U.S. private-sector job growth was weaker last month, with businesses adding just 169,000 new positions, according to payroll firm Automatic Data Processing (ADP). The numbers surprised economists, who had been expecting a gain of 205,000 jobs after a stagnant March. The 169,000 reported job gain was the slowest growth since January of 2014, ADP said. ADP also downgraded its March jobs figure to 175,000 from its initial estimate of 189,000.
After 13 months of adding more than 200,000 jobs, the private sector is below that figure two straight months – something that hasn’t happened since the winter of 2013-2014. Manufacturing companies reduced payrolls by 10,000 in April, a sharper decline than March’s 3,000-job reduction. Construction was up 23,000, from 21,000 in March.
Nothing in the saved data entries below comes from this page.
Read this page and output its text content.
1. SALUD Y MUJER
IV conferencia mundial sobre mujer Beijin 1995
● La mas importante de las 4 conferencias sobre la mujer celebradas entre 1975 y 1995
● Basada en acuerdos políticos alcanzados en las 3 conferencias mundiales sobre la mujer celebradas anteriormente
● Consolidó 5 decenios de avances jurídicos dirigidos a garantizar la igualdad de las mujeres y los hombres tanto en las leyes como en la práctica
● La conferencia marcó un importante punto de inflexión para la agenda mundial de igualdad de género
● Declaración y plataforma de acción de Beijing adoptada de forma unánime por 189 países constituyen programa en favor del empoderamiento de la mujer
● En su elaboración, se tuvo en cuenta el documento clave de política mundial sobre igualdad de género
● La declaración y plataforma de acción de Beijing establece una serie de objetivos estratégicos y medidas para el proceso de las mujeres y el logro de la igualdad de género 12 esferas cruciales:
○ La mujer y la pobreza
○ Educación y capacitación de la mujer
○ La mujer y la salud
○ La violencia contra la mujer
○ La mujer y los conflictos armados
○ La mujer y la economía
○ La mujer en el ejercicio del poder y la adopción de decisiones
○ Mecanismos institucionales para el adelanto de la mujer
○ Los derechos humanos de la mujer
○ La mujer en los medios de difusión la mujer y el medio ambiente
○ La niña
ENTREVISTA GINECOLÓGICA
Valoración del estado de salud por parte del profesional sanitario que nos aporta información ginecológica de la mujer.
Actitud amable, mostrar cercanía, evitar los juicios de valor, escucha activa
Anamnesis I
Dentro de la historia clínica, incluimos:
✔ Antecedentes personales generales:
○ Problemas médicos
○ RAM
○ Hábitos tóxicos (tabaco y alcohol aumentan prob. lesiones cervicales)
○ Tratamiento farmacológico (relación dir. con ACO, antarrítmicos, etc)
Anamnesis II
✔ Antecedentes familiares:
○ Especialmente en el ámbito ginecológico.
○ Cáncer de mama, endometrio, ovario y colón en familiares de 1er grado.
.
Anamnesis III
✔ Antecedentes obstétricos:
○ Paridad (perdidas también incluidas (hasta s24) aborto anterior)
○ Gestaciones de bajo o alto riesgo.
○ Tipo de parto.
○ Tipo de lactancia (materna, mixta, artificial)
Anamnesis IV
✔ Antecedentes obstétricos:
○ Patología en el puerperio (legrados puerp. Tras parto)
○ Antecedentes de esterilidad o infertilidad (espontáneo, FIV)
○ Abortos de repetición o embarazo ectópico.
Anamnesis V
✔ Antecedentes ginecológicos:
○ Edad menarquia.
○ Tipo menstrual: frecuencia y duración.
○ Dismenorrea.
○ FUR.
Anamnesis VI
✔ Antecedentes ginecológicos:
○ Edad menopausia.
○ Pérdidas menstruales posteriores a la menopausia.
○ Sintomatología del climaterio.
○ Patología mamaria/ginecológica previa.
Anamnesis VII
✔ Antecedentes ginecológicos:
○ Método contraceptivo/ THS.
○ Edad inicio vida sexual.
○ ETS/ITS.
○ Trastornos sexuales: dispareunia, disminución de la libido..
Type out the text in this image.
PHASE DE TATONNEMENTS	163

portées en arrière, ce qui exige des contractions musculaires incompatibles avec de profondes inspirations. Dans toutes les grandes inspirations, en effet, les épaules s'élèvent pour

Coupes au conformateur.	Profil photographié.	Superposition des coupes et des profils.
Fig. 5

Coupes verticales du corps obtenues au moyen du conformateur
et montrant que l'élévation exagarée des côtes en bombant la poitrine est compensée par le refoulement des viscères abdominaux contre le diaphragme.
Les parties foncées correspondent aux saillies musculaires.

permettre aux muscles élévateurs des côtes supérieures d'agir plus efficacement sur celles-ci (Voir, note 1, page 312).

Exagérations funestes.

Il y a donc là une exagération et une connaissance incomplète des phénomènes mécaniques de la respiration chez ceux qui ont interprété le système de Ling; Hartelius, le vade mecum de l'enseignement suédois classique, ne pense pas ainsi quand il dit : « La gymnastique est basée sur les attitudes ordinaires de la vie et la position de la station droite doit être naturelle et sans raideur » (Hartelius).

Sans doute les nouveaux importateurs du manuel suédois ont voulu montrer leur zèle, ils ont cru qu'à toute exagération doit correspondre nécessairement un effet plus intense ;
Smaller firms (1-49 employees) added 94,000 workers in April, medium-sized businesses (50-499) hired 70,000 employees and large companies (500 or more) increased payrolls by just 5,000 positions.
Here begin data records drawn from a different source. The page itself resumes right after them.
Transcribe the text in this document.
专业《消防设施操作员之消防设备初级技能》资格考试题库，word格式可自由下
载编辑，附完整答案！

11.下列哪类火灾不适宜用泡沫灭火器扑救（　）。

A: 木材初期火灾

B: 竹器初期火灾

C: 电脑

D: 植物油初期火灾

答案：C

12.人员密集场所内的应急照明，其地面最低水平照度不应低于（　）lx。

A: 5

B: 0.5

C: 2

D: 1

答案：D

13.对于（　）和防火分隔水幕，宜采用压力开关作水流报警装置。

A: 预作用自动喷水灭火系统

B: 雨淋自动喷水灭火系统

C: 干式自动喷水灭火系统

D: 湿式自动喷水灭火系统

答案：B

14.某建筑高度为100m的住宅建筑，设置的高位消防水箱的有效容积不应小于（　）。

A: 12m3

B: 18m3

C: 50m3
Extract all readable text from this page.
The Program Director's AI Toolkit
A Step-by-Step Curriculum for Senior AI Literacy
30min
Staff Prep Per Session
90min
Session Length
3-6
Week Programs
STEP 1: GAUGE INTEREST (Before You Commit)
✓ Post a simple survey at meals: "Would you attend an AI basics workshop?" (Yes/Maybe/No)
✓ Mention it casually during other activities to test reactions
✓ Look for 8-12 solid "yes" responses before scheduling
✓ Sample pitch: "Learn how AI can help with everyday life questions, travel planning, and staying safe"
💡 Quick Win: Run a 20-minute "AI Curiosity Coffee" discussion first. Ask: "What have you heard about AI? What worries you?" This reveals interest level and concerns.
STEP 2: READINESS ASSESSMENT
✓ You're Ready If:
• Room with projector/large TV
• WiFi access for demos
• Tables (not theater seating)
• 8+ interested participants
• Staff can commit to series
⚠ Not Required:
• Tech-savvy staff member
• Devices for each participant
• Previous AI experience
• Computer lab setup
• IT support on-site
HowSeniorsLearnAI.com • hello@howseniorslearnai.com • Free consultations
“Fallout from the collapse of oil prices and the surging value of the dollar are weighing on job creation,” said Mark Zandi, chief economist at Moody’s Analytics, which partners with ADP to prepare the monthly jobs report. “Employment in the energy sector and manufacturing is declining. However, this should prove temporary, and job growth will reaccelerate this summer.”
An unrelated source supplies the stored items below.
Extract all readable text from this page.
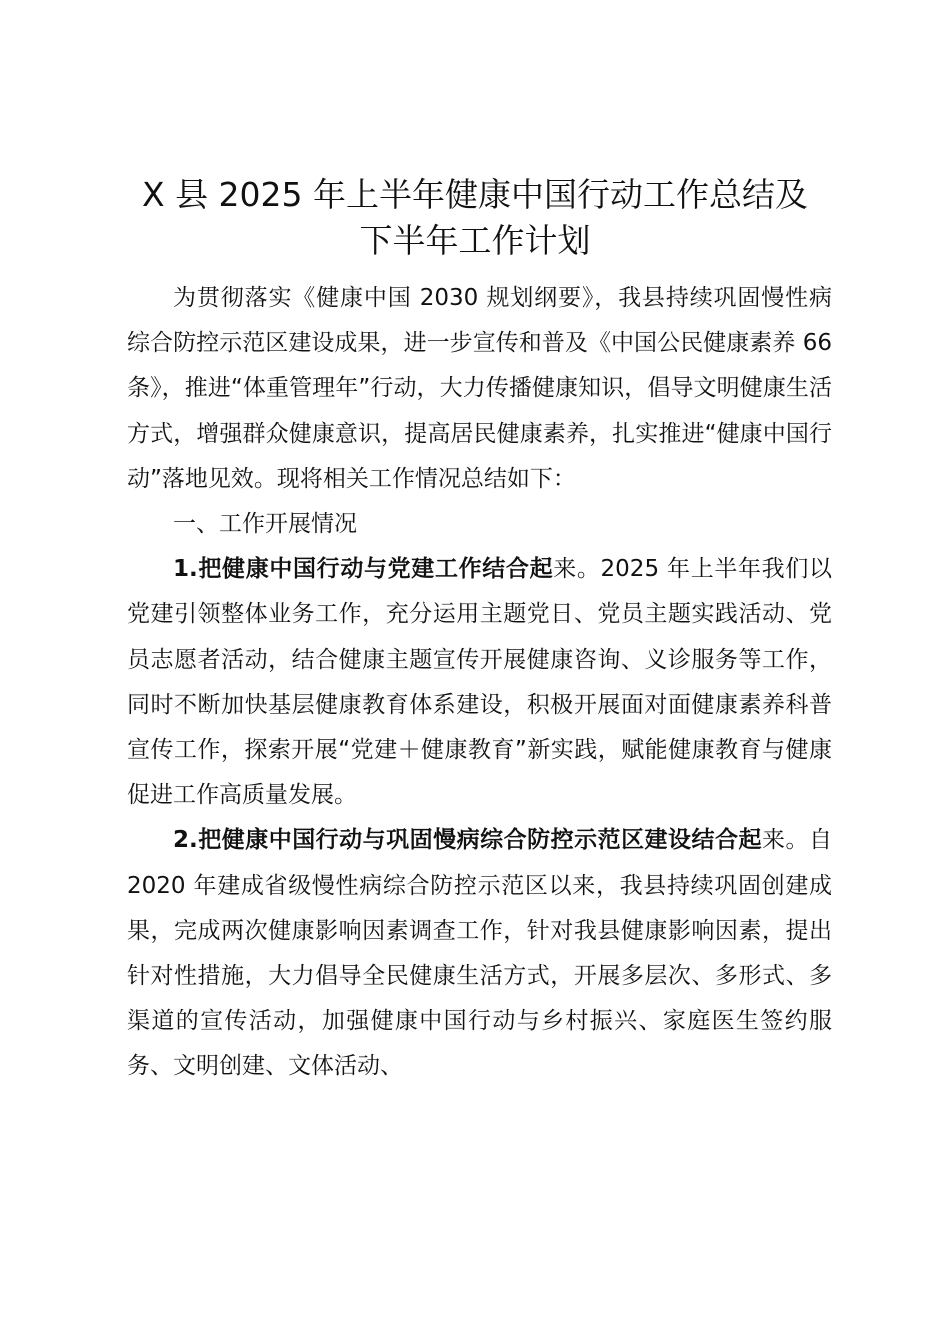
X 县 2025 年上半年健康中国行动工作总结及
下半年工作计划

为贯彻落实《健康中国 2030 规划纲要》，我县持续巩固慢性病综合防控示范区建设成果，进一步宣传和普及《中国公民健康素养 66 条》，推进“体重管理年”行动，大力传播健康知识，倡导文明健康生活方式，增强群众健康意识，提高居民健康素养，扎实推进“健康中国行动”落地见效。现将相关工作情况总结如下：

一、工作开展情况

1.把健康中国行动与党建工作结合起来。2025 年上半年我们以党建引领整体业务工作，充分运用主题党日、党员主题实践活动、党员志愿者活动，结合健康主题宣传开展健康咨询、义诊服务等工作，同时不断加快基层健康教育体系建设，积极开展面对面健康素养科普宣传工作，探索开展“党建＋健康教育”新实践，赋能健康教育与健康促进工作高质量发展。

2.把健康中国行动与巩固慢病综合防控示范区建设结合起来。自 2020 年建成省级慢性病综合防控示范区以来，我县持续巩固创建成果，完成两次健康影响因素调查工作，针对我县健康影响因素，提出针对性措施，大力倡导全民健康生活方式，开展多层次、多形式、多渠道的宣传活动，加强健康中国行动与乡村振兴、家庭医生签约服务、文明创建、文体活动、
The Bureau of Labor Statistics will release its April jobs report on Friday. The Federal Reserve has been watching the labor market closely, in order to determine whether to raise short-term interest rates for the first time since 2006. A rate hike could come as early as next month, though many economists forecast the central bank to hold off until September or later following little Q1 GDP growth.